Linear Regression with R

This is going to be mainly to do with creating a linear regression model for the default diamond dataset found in the ggplot2 library in R.

Below you can find the code used to create the LR model for the diamond data set.

1
2
3
4
5
6
7
8
9
10
11
12
13
14
15
16
17
18
19
20
21
library(ggplot2)
library(caTools)
View(diamonds)

#Creating our training and test data frames
sample.split(diamonds$price,SplitRatio = 0.65) -> split_values #uses a 0.65 to 0.35 split
subset(diamonds,split_values==T) -> train_reg
subset(diamonds,split_values==F) -> test_reg

#buidling linear model
lm(price~.,data=train_reg) ->mod_regress
predict(mod_regress,test_reg) -> result_regress
cbind(Actual=test_reg$price,Predicted=result_regress)-> Final_Data
as.data.frame(Final_Data)->Final_Data
View(Final_Data)

#calculating the error
(Final_Data$Actual - Final_Data$Predicted) -> error
cbind(Final_Data,error) -> Final_Data
rmse<-sqrt(mean(Final_Data$error^2))
rmse

 

Diamond Data

 

Final Data

 

Regression Model

 

Results of the Regression Model

To provide some further information on how the above graphs are relevant in any way the following article written by Bommae Kim https://data.library.virginia.edu/diagnostic-plots/ provides a far superior explanation than what I am about to say.

Residuals Vs Fitted

This type of plot will help indicate if the predictor variables and the outcome variables have a linear or non-linear relationship. If there are equally spread residuals sitting around a horizontal line, this would be a good indicator of a linear relationship.
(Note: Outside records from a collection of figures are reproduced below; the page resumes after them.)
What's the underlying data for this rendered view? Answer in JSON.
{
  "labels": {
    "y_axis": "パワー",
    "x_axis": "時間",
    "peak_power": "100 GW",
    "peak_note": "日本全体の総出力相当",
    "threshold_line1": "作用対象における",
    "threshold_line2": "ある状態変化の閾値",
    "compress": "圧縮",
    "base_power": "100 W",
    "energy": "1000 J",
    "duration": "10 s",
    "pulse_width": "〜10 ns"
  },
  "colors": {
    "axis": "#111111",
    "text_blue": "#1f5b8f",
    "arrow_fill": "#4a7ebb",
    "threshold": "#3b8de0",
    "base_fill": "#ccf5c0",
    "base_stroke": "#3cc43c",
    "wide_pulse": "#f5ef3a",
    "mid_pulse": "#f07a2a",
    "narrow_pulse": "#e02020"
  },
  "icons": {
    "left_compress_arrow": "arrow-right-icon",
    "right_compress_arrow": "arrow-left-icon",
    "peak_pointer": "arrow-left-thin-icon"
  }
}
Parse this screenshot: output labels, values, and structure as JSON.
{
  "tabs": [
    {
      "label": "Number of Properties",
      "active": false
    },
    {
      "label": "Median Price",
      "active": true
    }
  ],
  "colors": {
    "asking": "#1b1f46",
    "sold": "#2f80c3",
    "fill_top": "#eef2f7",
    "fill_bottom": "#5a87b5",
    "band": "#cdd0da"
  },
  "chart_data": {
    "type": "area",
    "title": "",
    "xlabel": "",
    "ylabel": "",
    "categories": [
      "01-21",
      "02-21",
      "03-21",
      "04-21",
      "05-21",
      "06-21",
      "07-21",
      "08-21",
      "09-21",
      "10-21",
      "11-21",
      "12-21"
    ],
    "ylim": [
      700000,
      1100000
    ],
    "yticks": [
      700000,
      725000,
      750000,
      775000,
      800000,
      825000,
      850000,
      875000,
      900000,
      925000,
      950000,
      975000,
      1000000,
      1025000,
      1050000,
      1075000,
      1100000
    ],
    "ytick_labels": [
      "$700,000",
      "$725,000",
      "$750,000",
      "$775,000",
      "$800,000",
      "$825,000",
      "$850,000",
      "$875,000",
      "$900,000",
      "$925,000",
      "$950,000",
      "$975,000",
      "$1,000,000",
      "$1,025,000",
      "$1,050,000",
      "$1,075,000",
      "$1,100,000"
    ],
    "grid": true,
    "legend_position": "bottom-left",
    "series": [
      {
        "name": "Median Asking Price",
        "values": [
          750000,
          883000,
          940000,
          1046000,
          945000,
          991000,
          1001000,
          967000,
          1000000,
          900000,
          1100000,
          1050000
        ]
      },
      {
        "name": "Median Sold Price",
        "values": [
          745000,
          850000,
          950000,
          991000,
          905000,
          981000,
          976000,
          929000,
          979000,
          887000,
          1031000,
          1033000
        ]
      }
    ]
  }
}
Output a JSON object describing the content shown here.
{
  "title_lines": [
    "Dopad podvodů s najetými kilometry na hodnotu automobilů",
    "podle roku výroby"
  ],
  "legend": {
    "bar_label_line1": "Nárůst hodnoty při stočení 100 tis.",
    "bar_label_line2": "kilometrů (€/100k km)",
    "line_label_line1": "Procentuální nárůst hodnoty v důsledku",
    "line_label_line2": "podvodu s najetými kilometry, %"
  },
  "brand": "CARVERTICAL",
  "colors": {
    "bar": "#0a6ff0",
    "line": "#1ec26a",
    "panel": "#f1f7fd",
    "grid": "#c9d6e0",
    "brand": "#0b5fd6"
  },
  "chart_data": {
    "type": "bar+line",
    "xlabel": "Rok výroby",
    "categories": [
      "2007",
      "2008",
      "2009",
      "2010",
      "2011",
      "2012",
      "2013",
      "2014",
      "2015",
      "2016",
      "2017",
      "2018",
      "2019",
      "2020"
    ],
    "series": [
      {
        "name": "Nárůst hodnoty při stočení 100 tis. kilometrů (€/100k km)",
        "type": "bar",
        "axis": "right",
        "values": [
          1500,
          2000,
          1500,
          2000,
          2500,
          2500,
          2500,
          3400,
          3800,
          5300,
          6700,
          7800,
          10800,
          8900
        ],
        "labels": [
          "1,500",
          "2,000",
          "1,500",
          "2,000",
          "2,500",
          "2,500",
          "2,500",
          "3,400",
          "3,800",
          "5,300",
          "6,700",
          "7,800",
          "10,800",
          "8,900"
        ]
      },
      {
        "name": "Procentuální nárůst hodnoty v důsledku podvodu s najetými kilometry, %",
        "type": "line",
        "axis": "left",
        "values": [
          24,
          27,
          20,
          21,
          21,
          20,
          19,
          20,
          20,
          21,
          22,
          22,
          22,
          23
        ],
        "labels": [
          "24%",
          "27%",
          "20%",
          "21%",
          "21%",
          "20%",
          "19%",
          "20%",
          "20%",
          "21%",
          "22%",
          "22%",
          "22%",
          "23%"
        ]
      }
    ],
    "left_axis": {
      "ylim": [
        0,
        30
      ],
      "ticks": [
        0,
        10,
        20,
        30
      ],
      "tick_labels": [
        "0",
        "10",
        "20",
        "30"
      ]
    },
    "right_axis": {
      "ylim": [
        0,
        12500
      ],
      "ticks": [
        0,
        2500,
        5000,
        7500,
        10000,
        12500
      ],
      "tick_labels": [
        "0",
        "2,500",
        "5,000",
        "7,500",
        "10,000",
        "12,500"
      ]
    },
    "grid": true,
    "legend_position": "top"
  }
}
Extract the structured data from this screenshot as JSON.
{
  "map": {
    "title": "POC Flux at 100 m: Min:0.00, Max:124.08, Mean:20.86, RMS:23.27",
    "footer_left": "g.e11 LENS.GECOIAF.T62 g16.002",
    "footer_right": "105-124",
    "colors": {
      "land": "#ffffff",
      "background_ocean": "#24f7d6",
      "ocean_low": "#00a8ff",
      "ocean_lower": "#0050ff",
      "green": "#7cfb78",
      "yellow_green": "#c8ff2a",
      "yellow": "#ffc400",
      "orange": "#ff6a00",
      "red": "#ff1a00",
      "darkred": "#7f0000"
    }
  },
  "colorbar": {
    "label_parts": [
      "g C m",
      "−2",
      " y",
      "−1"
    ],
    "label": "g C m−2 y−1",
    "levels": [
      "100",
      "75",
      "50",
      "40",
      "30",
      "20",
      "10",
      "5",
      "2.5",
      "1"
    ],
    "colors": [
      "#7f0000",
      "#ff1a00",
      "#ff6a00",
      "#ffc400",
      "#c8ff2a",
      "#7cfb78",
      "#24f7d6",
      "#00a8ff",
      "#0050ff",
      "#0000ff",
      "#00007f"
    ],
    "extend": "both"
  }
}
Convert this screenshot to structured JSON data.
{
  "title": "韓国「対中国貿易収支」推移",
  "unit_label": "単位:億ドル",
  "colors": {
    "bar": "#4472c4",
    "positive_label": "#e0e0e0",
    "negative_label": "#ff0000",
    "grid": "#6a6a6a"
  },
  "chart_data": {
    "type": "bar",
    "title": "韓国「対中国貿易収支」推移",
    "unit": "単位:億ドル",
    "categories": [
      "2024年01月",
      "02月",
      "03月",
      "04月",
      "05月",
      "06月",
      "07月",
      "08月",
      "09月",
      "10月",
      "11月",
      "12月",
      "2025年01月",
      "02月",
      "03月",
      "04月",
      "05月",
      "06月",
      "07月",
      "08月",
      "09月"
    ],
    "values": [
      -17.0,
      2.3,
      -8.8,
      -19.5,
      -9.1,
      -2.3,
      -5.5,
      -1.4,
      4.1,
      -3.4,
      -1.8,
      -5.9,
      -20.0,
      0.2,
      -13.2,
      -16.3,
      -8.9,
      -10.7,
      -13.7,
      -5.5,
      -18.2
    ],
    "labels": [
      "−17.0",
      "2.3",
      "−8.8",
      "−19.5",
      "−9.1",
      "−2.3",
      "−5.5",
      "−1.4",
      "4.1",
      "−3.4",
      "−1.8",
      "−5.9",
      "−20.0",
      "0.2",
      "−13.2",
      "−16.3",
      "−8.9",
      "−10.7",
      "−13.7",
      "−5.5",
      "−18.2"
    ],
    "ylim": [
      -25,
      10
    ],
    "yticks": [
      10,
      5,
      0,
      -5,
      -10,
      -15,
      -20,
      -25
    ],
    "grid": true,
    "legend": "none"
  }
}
However, if there is no equal spread around a horizontal line this could be indicating a non-linear relationship. In the case above, it could be assumed that the model has a linear relationship as in the plot there is a somewhat equal spread around a horizontal line however there is a slight progressive increase to the line which could be hinting at a parameter of the model which has not been defined.

Normal Q-Q

A normal Q-Q plot will show if the residuals are normally distributed. This is demonstrated when they follow a straight line or not. A positive result would be the residuals lined up well on the straight line.  Following these assumptions, the Normal Q-Q plot we have above looks concerning.